Reporting checklists can promote transparent and rigorous reporting of guidelines [10]. The Reporting Tool for Practice Guidelines in Health Care (RIGHT) is a checklist for clinical guidelines [11]. As PVGs differ from guidelines with respect to the target audience, aims, scope, wording, and reporting style, they require a dedicated checklist [3, 9]. Formal, carefully constructed reporting checklists can improve the quality of reporting of PVGs and promote their use in enhancing communication between patients and healthcare practitioners.

RIGHT-PVG is the first international consensus-based checklist for the reporting of PVGs. The checklist consists of 17 items under four domains. Application of the checklist aims to improve the transparent and understandable reporting of PVGs and facilitate their effective use among patients and the public. Use of the checklist could, in turn, promote shared decision-making and improved patient health outcomes [40]. Potential users of this checklist are the developers of PVGs, editors, and peer reviewers when assessing the reporting of PVGs, as well as researchers interested in PVGs.
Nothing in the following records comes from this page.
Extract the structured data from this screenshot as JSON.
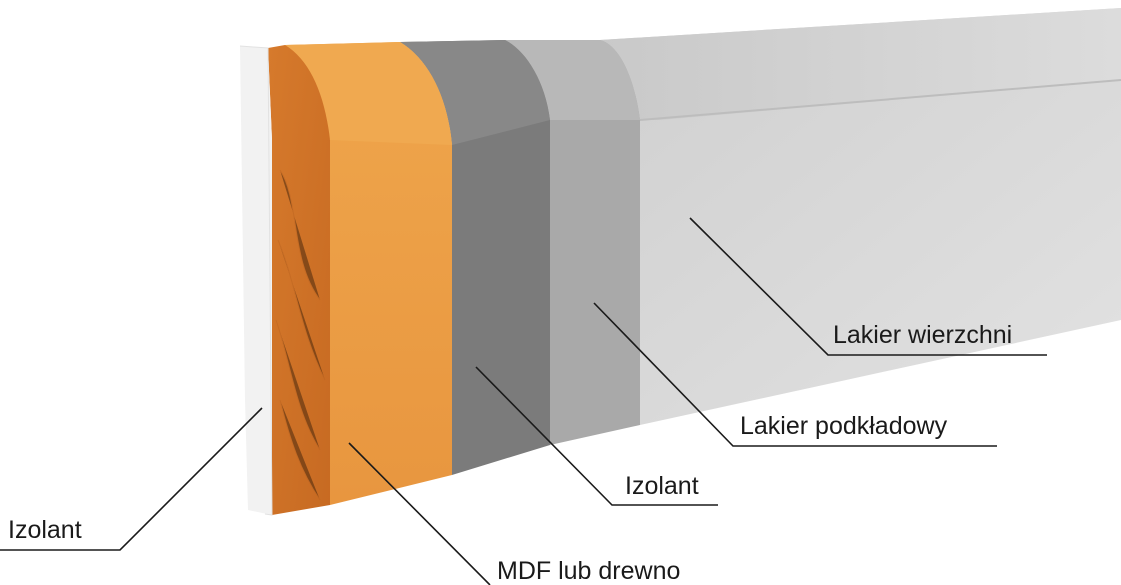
{
  "labels": {
    "lakier_wierzchni": "Lakier wierzchni",
    "lakier_podkladowy": "Lakier podkładowy",
    "izolant_inner": "Izolant",
    "izolant_outer": "Izolant",
    "mdf": "MDF lub drewno"
  },
  "colors": {
    "wood": "#e3903f",
    "wood_front": "#eca048",
    "izolant_grey": "#7b7b7b",
    "primer_grey": "#a9a9a9",
    "topcoat": "#d6d6d6",
    "outer_izolant": "#f2f2f2"
  }
}
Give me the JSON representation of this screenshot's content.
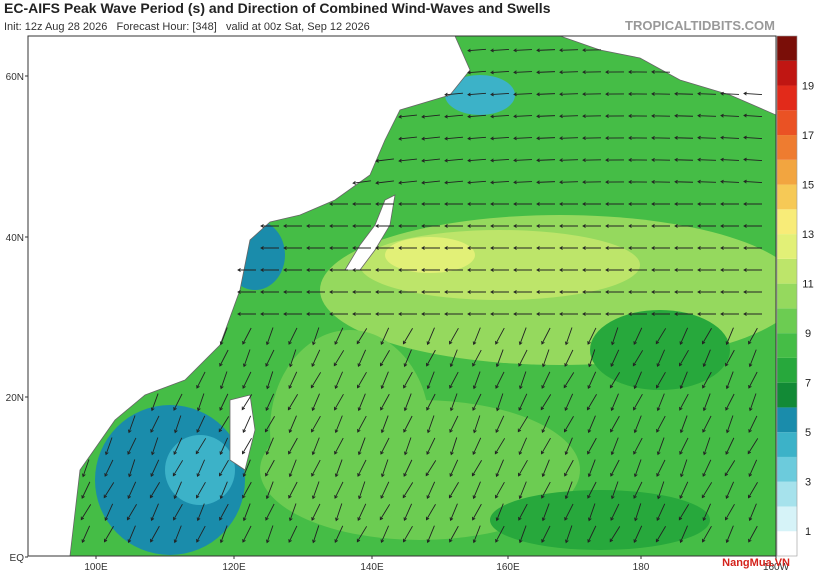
{
  "header": {
    "title": "EC-AIFS Peak Wave Period (s) and Direction of Combined Wind-Waves and Swells",
    "subtitle": "Init: 12z Aug 28 2026   Forecast Hour: [348]   valid at 00z Sat, Sep 12 2026",
    "site": "TROPICALTIDBITS.COM"
  },
  "map": {
    "lat_labels": [
      "60N",
      "40N",
      "20N",
      "EQ"
    ],
    "lon_labels": [
      "100E",
      "120E",
      "140E",
      "160E",
      "180",
      "160W"
    ]
  },
  "colorbar": {
    "range": [
      0,
      21
    ],
    "ticks": [
      1,
      3,
      5,
      7,
      9,
      11,
      13,
      15,
      17,
      19
    ],
    "colors": [
      "#ffffff",
      "#d6f3f8",
      "#a6e2ec",
      "#6ccbdc",
      "#3cb2c8",
      "#1a8cab",
      "#128a36",
      "#27a83c",
      "#45bd46",
      "#6ccc52",
      "#95d95e",
      "#bde56a",
      "#e2f077",
      "#f8ec78",
      "#f6c956",
      "#f2a540",
      "#ee7c30",
      "#ea5224",
      "#e22a1a",
      "#c01612",
      "#7a0e08"
    ]
  },
  "watermark": "NangMua.VN"
}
While the checklist does not prescribe a specific reporting style, it is important that each item is clearly presented. The specific style of the PVG will depend highly on the end users’ needs.
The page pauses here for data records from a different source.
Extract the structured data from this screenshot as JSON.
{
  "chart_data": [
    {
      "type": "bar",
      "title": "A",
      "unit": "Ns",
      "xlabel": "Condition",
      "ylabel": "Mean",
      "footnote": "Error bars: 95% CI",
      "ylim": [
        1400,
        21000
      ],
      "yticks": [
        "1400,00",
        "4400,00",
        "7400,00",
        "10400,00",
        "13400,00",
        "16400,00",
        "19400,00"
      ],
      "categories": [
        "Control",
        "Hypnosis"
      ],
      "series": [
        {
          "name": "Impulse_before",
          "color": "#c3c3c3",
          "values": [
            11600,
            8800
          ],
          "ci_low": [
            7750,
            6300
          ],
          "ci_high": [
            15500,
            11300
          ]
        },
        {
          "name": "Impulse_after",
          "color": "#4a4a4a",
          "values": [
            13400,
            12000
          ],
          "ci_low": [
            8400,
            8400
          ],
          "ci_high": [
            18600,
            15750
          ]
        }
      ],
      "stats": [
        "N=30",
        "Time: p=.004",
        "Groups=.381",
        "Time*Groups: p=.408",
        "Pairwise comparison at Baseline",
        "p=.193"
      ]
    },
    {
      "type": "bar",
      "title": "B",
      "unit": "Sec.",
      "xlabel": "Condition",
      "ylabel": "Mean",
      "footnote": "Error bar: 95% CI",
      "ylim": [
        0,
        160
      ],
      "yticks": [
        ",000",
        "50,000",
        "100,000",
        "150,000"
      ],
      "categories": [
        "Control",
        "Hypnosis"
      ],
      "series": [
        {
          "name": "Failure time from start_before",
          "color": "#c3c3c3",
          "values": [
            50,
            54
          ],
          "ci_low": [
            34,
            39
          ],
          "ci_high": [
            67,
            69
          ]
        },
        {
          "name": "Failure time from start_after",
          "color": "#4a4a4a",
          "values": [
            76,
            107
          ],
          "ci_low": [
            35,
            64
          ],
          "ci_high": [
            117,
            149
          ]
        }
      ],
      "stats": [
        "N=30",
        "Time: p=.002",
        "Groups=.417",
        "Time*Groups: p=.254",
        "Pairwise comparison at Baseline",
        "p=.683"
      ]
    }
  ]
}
During the development process, we gathered initial items from a sample of PVGs, documents from organizations publishing PVGs, methodological publications on PVGs, and the literature on patients’ needs. This enabled us to start with a list of potential topics and considerations. With limited publications on the methodology or reporting of PVGs [12], the Delphi process was used to derive expert opinion-based criteria [13]. For several candidate items, the panelists could not reach consensus on whether to include the item (Additional file 1: Appendix 6). The PVG developers may need to consider those items when relevant to their specific condition. One example is whether to report the cost of each option. The debate mostly focused on the variability of costs of an intervention across jurisdictions and over time [41, 42].
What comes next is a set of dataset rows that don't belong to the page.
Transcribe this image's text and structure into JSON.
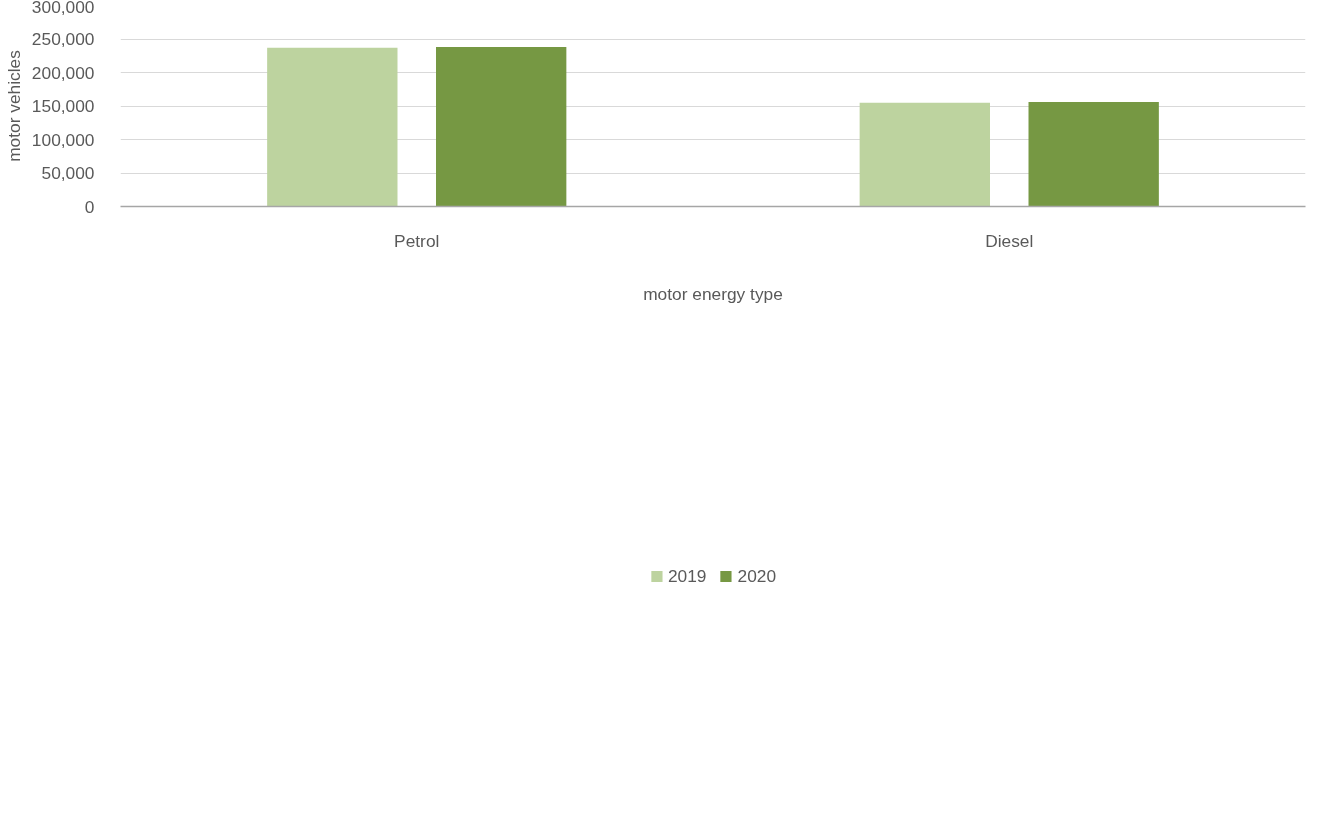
{
  "chart_data": {
    "type": "bar",
    "xlabel": "motor energy type",
    "ylabel": "motor vehicles",
    "categories": [
      "Petrol",
      "Diesel"
    ],
    "series": [
      {
        "name": "2019",
        "color": "#bdd39f",
        "values": [
          237000,
          155000
        ]
      },
      {
        "name": "2020",
        "color": "#769843",
        "values": [
          238000,
          156000
        ]
      }
    ],
    "ylim": [
      0,
      300000
    ],
    "yticks": [
      {
        "value": 0,
        "label": "0"
      },
      {
        "value": 50000,
        "label": "50,000"
      },
      {
        "value": 100000,
        "label": "100,000"
      },
      {
        "value": 150000,
        "label": "150,000"
      },
      {
        "value": 200000,
        "label": "200,000"
      },
      {
        "value": 250000,
        "label": "250,000"
      },
      {
        "value": 300000,
        "label": "300,000"
      }
    ],
    "grid": "y",
    "legend": "bottom"
  }
}
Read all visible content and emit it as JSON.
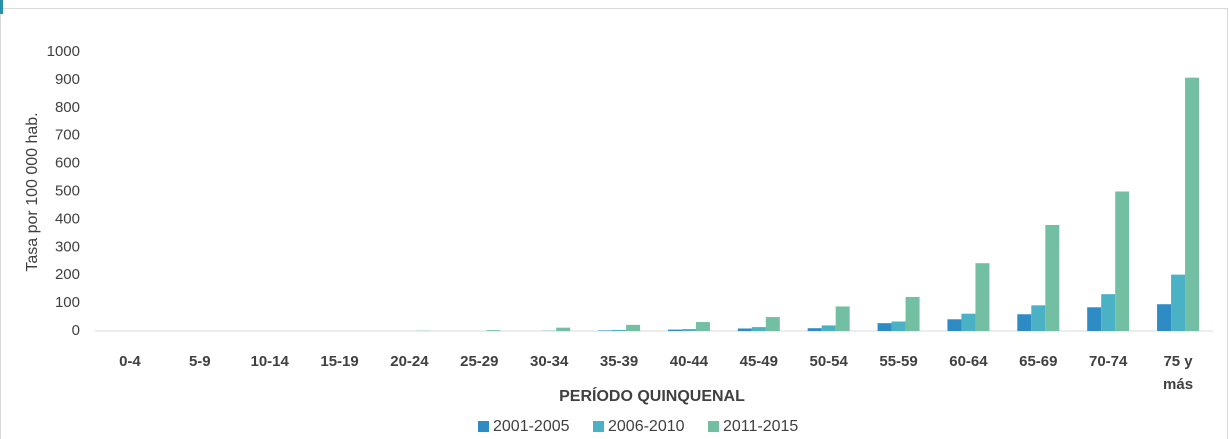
{
  "chart_data": {
    "type": "bar",
    "y_label": "Tasa por 100 000 hab.",
    "x_label": "PERÍODO QUINQUENAL",
    "categories": [
      "0-4",
      "5-9",
      "10-14",
      "15-19",
      "20-24",
      "25-29",
      "30-34",
      "35-39",
      "40-44",
      "45-49",
      "50-54",
      "55-59",
      "60-64",
      "65-69",
      "70-74",
      "75 y más"
    ],
    "series": [
      {
        "name": "2001-2005",
        "color": "#2e8bc4",
        "values": [
          0,
          0,
          0,
          0,
          0,
          0,
          0,
          2,
          5,
          9,
          10,
          28,
          42,
          60,
          85,
          96
        ]
      },
      {
        "name": "2006-2010",
        "color": "#4bb2c5",
        "values": [
          0,
          0,
          0,
          0,
          0,
          0,
          1,
          4,
          7,
          14,
          20,
          34,
          62,
          92,
          132,
          202
        ]
      },
      {
        "name": "2011-2015",
        "color": "#72bfa4",
        "values": [
          0,
          0,
          0,
          0,
          1,
          3,
          12,
          22,
          32,
          50,
          88,
          122,
          243,
          380,
          500,
          908
        ]
      }
    ],
    "ylim": [
      0,
      1000
    ],
    "yticks": [
      0,
      100,
      200,
      300,
      400,
      500,
      600,
      700,
      800,
      900,
      1000
    ],
    "grid": false,
    "legend": "bottom"
  }
}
There are several limitations to this work. First, we have not yet conducted any usability testing to understand how RIGHT-PVG works in practice. Second, we did not carry out face-to-face panel meetings due to a restricted budget, which might have limited the discussion among panelists. However, the two-round Delphi achieved a high level of consensus on the checklist and all panelists were in agreement with the final list of items, as were the external reviews. Third, our project mainly focused on what to report in the PVG; for issues about the style and presentation of the content, such as how to present numerical information, we suggest referring to the G-I-N public toolkit [3] and other relevant checklists [43]. Fourth, although the original checklist was informed by relevant studies about patients’ needs and preferences, and three representatives of the public participated in the Delphi panel, the majority of panelists were experts and it is possible that the views of lay people may have been under-represented. In the next phase, we plan to evaluate the validity, acceptability, and applicability of the checklist in different contexts [12]. We will collect feedback from PVG producers and the end users of PVGs (i.e., health professionals who discuss or disseminate PVG with patients, and patients and the public who use PVGs) for updating of this checklist in the future. Feedback from researchers using the RIGHT for PVG checklist and the continuously evolving evidence base on PVGs will also help with its refinement. We will upload all published documents on the RIGHT website page for RIGHT-PVG [44] and collaborate with colleagues who want to translate or adapt this tool for their specific contexts.

The RIGHT for PVG reporting checklist provides an international consensus on important criteria when reporting PVGs. With this checklist, developers of PVGs can improve the transparency, consistency, and usability of their guidelines, which may ultimately lead to improved shared decision-making between patients and clinicians and improved patient health outcomes.